Bay St. Louis, Mississippi police chief Mike DeNardo killed himself moments after he was suspended for selling city-owned guns, officials said Friday. DeNardo shot himself with a shotgun retrieved from the trunk of his car in the parking lot of police headquarters Thursday. City officials had reportedly just informed him of the investigation and ordered him to hand over his government-issued equipment. DeNardo illegally sold at least one city-owned rifle and possibly other police department weapons.

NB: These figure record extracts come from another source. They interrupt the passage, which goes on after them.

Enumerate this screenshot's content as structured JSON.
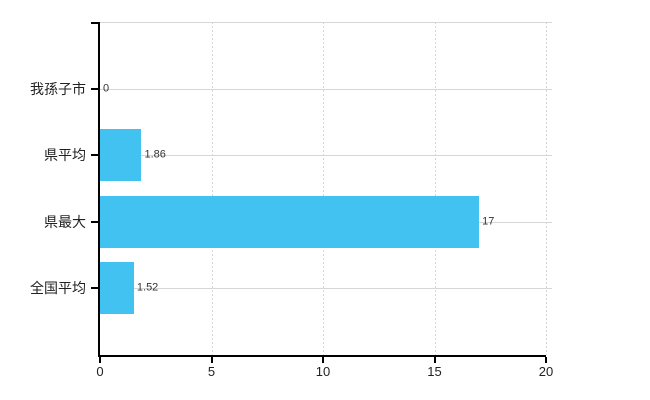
{
  "chart_data": {
    "type": "bar",
    "orientation": "horizontal",
    "title": "",
    "categories": [
      "我孫子市",
      "県平均",
      "県最大",
      "全国平均"
    ],
    "values": [
      0,
      1.86,
      17,
      1.52
    ],
    "value_labels": [
      "0",
      "1.86",
      "17",
      "1.52"
    ],
    "xlim": [
      0,
      20
    ],
    "x_tick_labels": [
      "0",
      "5",
      "10",
      "15",
      "20"
    ],
    "x_tick_values": [
      0,
      5,
      10,
      15,
      20
    ],
    "ylabel": "",
    "xlabel": "",
    "legend_position": "none",
    "grid": {
      "horizontal_style": "solid",
      "vertical_style": "dashed",
      "color": "#D6D6D6",
      "top_border": true
    },
    "colors": {
      "bar_fill": "#41C2F0",
      "axis": "#000000",
      "category_label": "#222222",
      "value_label": "#333333",
      "tick_label": "#222222",
      "background": "#FFFFFF"
    }
  }
}
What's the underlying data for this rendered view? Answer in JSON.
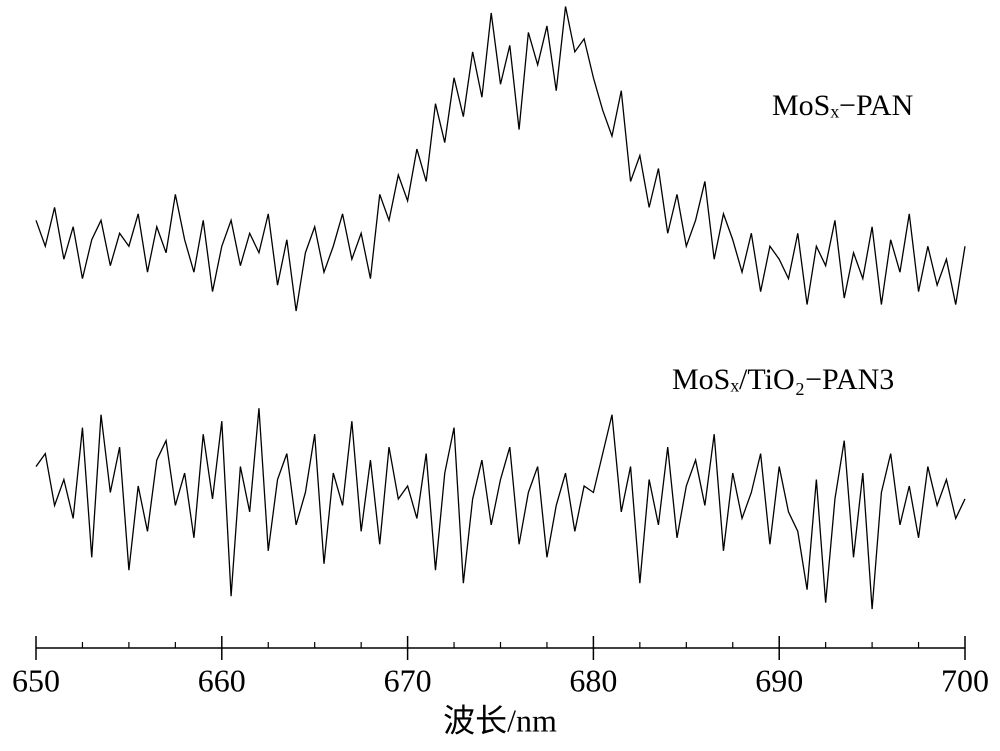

“The gun supposedly in question was a police weapon, a police rifle, which is not some kind of rogue, illegal assault rifle. I never used the word ‘assault rifle,’ but I suppose a police rifle would be an assault rifle,” Hancock County Chief Deputy Don Bass told the Sun Herald of Biloxi.
Federal investigators had reportedly received a tip only a day or two before DeNardo’s death, but had yet to open a formal probe into the seventh-year chief.
“We had not approached him. We had not confronted him,” said ATF Gulfport field office resident agent in charge Jason Denham.
DeNardo was also dealing with a recent personal loss, as he had reportedly traveled out of town for his mother’s funeral last week.
“We heard some word on the street of the gun thing, but nothing beyond that. We have not been apprised of anything else. We will deal with it when we know more,” Seal told the Sun Herald. “No way we could have known what was going on. We’re still trying to figure out what happened. We’re all grieving.”
DeNardo joined the touristy beach town’s department in 2004 after an 18-year tenure in Louisiana with the St. Tammany Parish Sheriff’s Office. His interim replacement will report to the local sheriff’s office.
Some are speculating whether the tragedy indicates the city-owned gun is just the tip of the iceberg.